Film - Shang-Chi and the Legend of the Ten Rings
The latest in the Marvel series, Shang-Chi and the Legend of the Ten Rings (Ten Rings one as it is in my head) appealed to me as I’m partial to martial arts. It probably stems back to being bought up on a diet of Bruce Lee but we now are in an altogether more sophisticated modern-day version.
We are introduced to Shang-Chi as Shaun, living in San Francisco working as a car parking valet with his best mate Katy (Awkwafina, who should be everyone’s best mate as she often is on celluloid). That is, until the day he needs to use his fighting skills to save himself and the bus full of people from a determined killer axeman.
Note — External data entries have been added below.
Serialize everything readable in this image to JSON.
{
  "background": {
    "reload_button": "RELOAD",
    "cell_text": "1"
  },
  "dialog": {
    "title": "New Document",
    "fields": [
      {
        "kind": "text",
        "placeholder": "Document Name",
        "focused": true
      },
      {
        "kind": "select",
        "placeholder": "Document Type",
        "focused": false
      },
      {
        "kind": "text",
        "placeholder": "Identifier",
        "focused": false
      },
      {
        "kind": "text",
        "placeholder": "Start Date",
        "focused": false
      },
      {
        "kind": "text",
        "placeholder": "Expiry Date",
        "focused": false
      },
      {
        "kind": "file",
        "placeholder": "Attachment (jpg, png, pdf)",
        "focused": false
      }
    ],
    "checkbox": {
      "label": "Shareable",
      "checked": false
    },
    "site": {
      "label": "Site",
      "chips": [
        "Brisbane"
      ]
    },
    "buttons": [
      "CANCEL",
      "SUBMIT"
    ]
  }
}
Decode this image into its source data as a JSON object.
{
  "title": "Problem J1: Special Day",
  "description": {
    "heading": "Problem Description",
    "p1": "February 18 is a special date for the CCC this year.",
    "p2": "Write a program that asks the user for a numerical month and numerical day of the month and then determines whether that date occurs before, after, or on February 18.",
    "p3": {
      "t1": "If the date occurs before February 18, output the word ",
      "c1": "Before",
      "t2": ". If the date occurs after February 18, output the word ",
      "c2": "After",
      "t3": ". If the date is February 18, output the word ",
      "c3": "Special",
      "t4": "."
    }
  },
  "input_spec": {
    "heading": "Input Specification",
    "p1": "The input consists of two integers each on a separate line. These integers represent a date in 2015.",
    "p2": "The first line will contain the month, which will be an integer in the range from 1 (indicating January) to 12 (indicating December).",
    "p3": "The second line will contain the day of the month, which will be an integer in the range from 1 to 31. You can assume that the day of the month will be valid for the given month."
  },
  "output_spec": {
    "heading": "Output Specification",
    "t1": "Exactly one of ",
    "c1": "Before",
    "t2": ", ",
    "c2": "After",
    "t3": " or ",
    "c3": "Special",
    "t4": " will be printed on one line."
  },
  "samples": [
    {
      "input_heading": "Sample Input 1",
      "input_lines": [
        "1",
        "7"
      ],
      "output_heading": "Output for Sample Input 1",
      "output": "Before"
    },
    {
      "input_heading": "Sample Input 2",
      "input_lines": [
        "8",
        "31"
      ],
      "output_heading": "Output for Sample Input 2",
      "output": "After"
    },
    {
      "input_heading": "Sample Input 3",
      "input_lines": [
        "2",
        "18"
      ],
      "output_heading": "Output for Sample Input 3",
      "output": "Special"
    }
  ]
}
Or should I say swordsman (no spoiler). I think this is the second time Awkwafina plays a surprised best mate as she learns of his skills for the first time. (Crazy Rich Asians? Nora from Queens?)
Shang-Chi/Shaun is conflicted by having no choice but to show his superpowers to save innocent people’s lives that he has unintentionally put in danger.
We now know he is a fully trained fighter so we need to know the story and for that, we go back to his childhood. The film takes us there often, seeing the sweet Shang-Chi and his innocent sister Xialing with their mum in a faraway, mystical place.
I didn’t figure out why Katy would go with him to look for the Ten Rings Organisation and help put a stop to this wave of violence that has reached their peaceful Californian world. An unfamiliar world where battles are lost and won in person with skill and magic (magical to me) rather than the internet but it wouldn’t be a (Marvel) film otherwise. And she had plenty of scene-stealing moments along with Xialing and the mother. Just great to see all these women being men’s equal during the battles.
Shang-Chi and the Legend of the Ten Rings provides great entertainment, and I got everything promised.